I laugh. Although I didn’t exactly mean to. “Were you…very drunk? You didn’t seem it.”
“No, not really. It’s physically impossible to get drunk at your own party, have you ever noticed that?”
“Actually I have, yes.”
“Yeah, weird, isn’t it. Responsibility, I guess.”
“I guess so.”
“Anyway,” he says, “I was thinking we should go out for breakfast. Or brunch, or whatever. We could go out for a drive, maybe. Looks like it’s going to be a gorgeous day.”
My stomach swoops with…something. Anxiety, I suppose.
“I don’t think…look, the thing is, Gethin, I think maybe…”
“What?”
“I think…I don’t want you to think I didn’t enjoy myself. I really did.”
There’s a long pause. I try not to look at him.
“But?”
“But maybe it would be better if we…pretended it happened, like, five years ago, and that’s fine, and we’re not pretending it didn’t happen, just that it was…in the past?”
“Oh.”
“Is that…would that be a problem?”
He looks at me for a long moment. His eyelids flutter, and he looks away. I see the muscles in his jaw tighten for a second.
“Not a problem, no. A shame, maybe,” he says. “Anyway. I’ll leave you to it, then.” He gets up and returns the chair to its place by the desk, picks up his cup, and leaves the room.
I slide back beneath my duvet, head and all. I know this is the most sensible course of action. I don’t want to be involved. I don’t think Gethin is a dick, obviously, so I’m sure he can cope with this. I don’t expect him to take it badly; in fact, if he thinks about it, he’ll be relieved. Yes.
* * *
Not long afterward, I hear the front door bang, and then the sound of the car. He’s gone out, then, and that’s probably a good thing. I stare at the ceiling for a bit, telling myself that I feel fine—better than fine, actually, because whatever else happened, I had sex, and not only was it extremely enjoyable, but it didn’t freak me out or make me uncomfortable or fill my head with unpleasant images or anything. This is a definite win, because of what happened last time, which wasn’t much fun at all.

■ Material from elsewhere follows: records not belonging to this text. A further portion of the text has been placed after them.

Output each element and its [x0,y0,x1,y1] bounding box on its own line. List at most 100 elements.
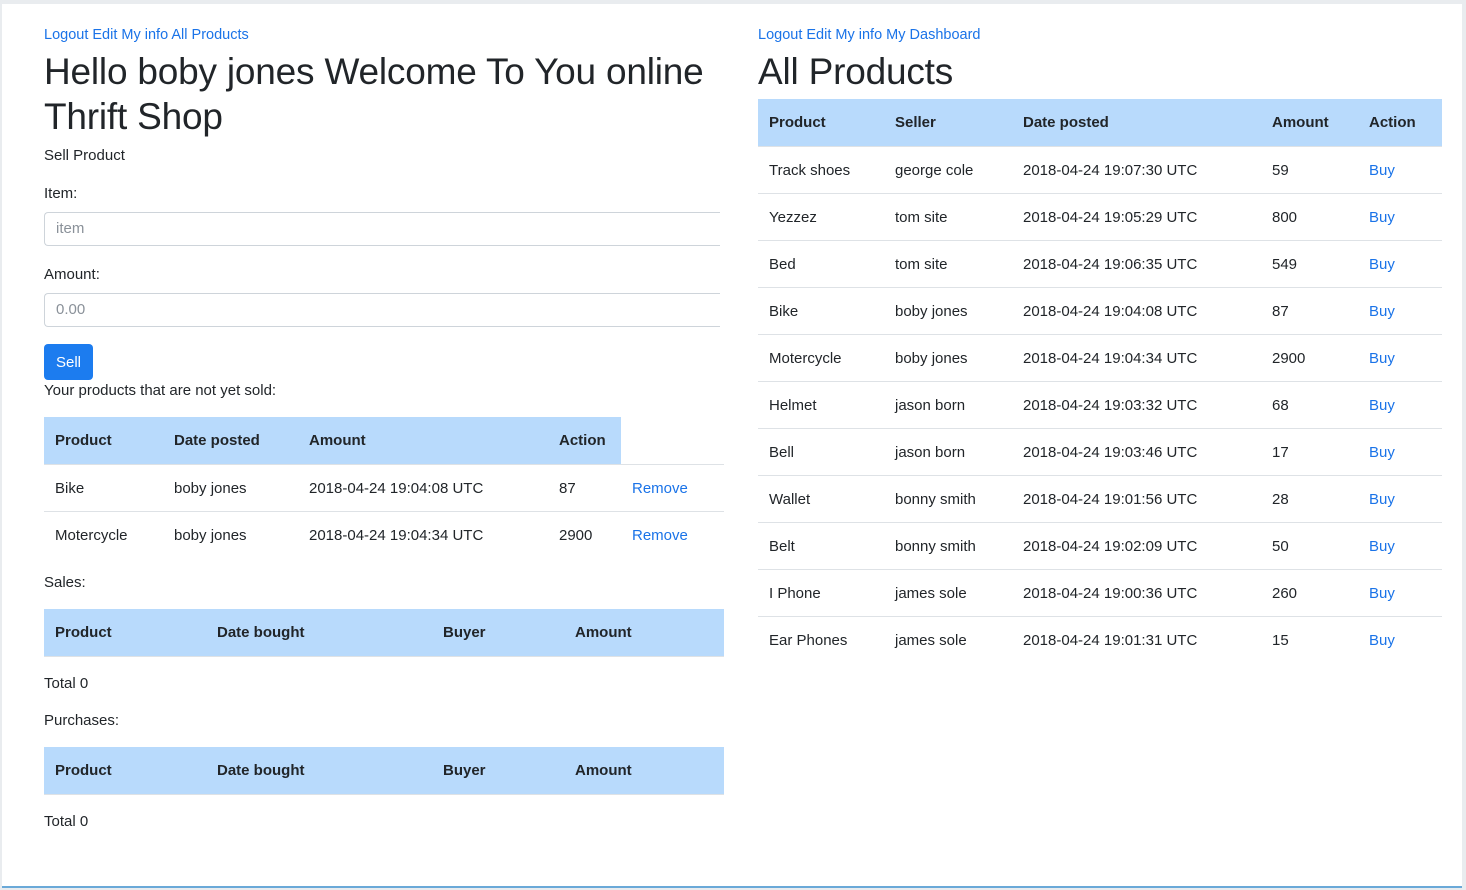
cell-amount: 549 [1261,240,1358,288]
remove-link[interactable]: Remove [621,511,724,558]
all-products-link[interactable]: All Products [171,27,248,43]
purchases-total: Total 0 [44,813,89,830]
amount-input[interactable] [44,293,720,327]
buy-link[interactable]: Buy [1358,240,1442,288]
column-header-date-posted: Date posted [163,417,298,465]
buy-link[interactable]: Buy [1358,428,1442,476]
cell-amount: 68 [1261,381,1358,429]
cell-product: Bike [758,287,884,335]
column-header-amount: Amount [298,417,548,465]
cell-date: 2018-04-24 19:01:31 UTC [1012,616,1261,663]
cell-amount: 800 [1261,193,1358,241]
logout-link[interactable]: Logout [758,27,802,43]
page-frame: Logout Edit My info All Products Hello b… [2,4,1462,888]
buy-link[interactable]: Buy [1358,146,1442,194]
table-row: Motercycle boby jones 2018-04-24 19:04:3… [44,511,724,558]
cell-amount: 50 [1261,522,1358,570]
cell-seller: bonny smith [884,522,1012,570]
table-row: Bed tom site 2018-04-24 19:06:35 UTC 549 Buy [758,240,1442,288]
cell-product: Ear Phones [758,616,884,663]
cell-date: 2018-04-24 19:04:34 UTC [298,511,548,558]
cell-seller: james sole [884,569,1012,617]
logout-link[interactable]: Logout [44,27,88,43]
buy-link[interactable]: Buy [1358,569,1442,617]
cell-product: Bed [758,240,884,288]
cell-amount: 87 [548,464,621,512]
buy-link[interactable]: Buy [1358,522,1442,570]
column-header-amount: Amount [564,609,724,657]
purchases-heading: Purchases: [44,712,120,729]
sell-product-heading: Sell Product [44,147,125,164]
cell-product: Belt [758,522,884,570]
cell-amount: 260 [1261,569,1358,617]
sales-total: Total 0 [44,675,89,692]
dashboard-nav: Logout Edit My info All Products [44,27,249,43]
cell-product: Bell [758,428,884,476]
table-row: Bike boby jones 2018-04-24 19:04:08 UTC … [44,464,724,512]
sales-heading: Sales: [44,574,86,591]
cell-seller: boby jones [884,334,1012,382]
cell-seller: jason born [884,428,1012,476]
cell-date: 2018-04-24 19:02:09 UTC [1012,522,1261,570]
cell-date: 2018-04-24 19:05:29 UTC [1012,193,1261,241]
buy-link[interactable]: Buy [1358,193,1442,241]
sell-button[interactable]: Sell [44,344,93,380]
column-header-amount: Amount [1261,99,1358,147]
column-header-action: Action [1358,99,1442,147]
table-row: Yezzez tom site 2018-04-24 19:05:29 UTC 800… [758,193,1442,241]
remove-link[interactable]: Remove [621,464,724,512]
cell-seller: tom site [884,240,1012,288]
table-header-row: Product Date bought Buyer Amount [44,747,724,795]
cell-product: I Phone [758,569,884,617]
column-header-blank [621,417,724,465]
all-products-nav: Logout Edit My info My Dashboard [758,27,980,43]
table-row: Belt bonny smith 2018-04-24 19:02:09 UTC 50… [758,522,1442,570]
my-dashboard-link[interactable]: My Dashboard [886,27,980,43]
buy-link[interactable]: Buy [1358,381,1442,429]
cell-amount: 2900 [1261,334,1358,382]
table-row: Wallet bonny smith 2018-04-24 19:01:56 UTC… [758,475,1442,523]
column-header-buyer: Buyer [432,609,564,657]
cell-date: 2018-04-24 19:07:30 UTC [1012,146,1261,194]
buy-link[interactable]: Buy [1358,287,1442,335]
cell-amount: 17 [1261,428,1358,476]
table-row: Helmet jason born 2018-04-24 19:03:32 UTC 6… [758,381,1442,429]
cell-date: 2018-04-24 19:04:08 UTC [298,464,548,512]
column-header-buyer: Buyer [432,747,564,795]
cell-product: Motercycle [44,511,163,558]
cell-product: Helmet [758,381,884,429]
item-label: Item: [44,185,78,202]
page-title: All Products [758,51,954,92]
column-header-product: Product [44,417,163,465]
table-row: Track shoes george cole 2018-04-24 19:07:3… [758,146,1442,194]
cell-date: 2018-04-24 19:04:08 UTC [1012,287,1261,335]
table-row: Bike boby jones 2018-04-24 19:04:08 UTC 87 B… [758,287,1442,335]
cell-date: 2018-04-24 19:01:56 UTC [1012,475,1261,523]
column-header-date-posted: Date posted [1012,99,1261,147]
cell-seller: boby jones [163,511,298,558]
column-header-date-bought: Date bought [206,747,432,795]
edit-my-info-link[interactable]: Edit My info [92,27,168,43]
amount-label: Amount: [44,266,100,283]
cell-seller: boby jones [163,464,298,512]
cell-date: 2018-04-24 19:03:46 UTC [1012,428,1261,476]
table-header-row: Product Date posted Amount Action [44,417,724,465]
cell-amount: 2900 [548,511,621,558]
edit-my-info-link[interactable]: Edit My info [806,27,882,43]
column-header-action: Action [548,417,621,465]
buy-link[interactable]: Buy [1358,334,1442,382]
cell-date: 2018-04-24 19:04:34 UTC [1012,334,1261,382]
cell-product: Yezzez [758,193,884,241]
cell-amount: 28 [1261,475,1358,523]
cell-product: Wallet [758,475,884,523]
table-row: I Phone james sole 2018-04-24 19:00:36 UTC… [758,569,1442,617]
cell-date: 2018-04-24 19:06:35 UTC [1012,240,1261,288]
column-header-seller: Seller [884,99,1012,147]
table-header-row: Product Date bought Buyer Amount [44,609,724,657]
buy-link[interactable]: Buy [1358,616,1442,663]
cell-seller: jason born [884,381,1012,429]
buy-link[interactable]: Buy [1358,475,1442,523]
cell-date: 2018-04-24 19:00:36 UTC [1012,569,1261,617]
cell-amount: 87 [1261,287,1358,335]
item-input[interactable] [44,212,720,246]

After a while, I get up, shower. It would be a good idea to get a better shower; maybe we should ask Mike for the number of this other bloke…
I go downstairs and wrestle the hoover out of the cupboard under the stairs. I vacuum carefully, then heave the rug out from behind the sofa in the front room and re-lay it. This is hard work; it’s heavy.
I open the folding doors and sweatily, awkwardly fight with the old sofa, dragging it onto the patio and back into the garage. That was much easier with two people, but I want it to be done. I empty and restack the dishwasher, box up the borrowed wineglasses, mop spills off the kitchen floor. I wonder if Gethin will come home for lunch but think, on the whole, that he won’t. I make myself some toast and another cup of tea and sit in the sunny garden for a bit. Then I do some washing. The house is back to normal, more or less, although it still smells slightly odd, of other people’s perfume, overlaid with cleaning products.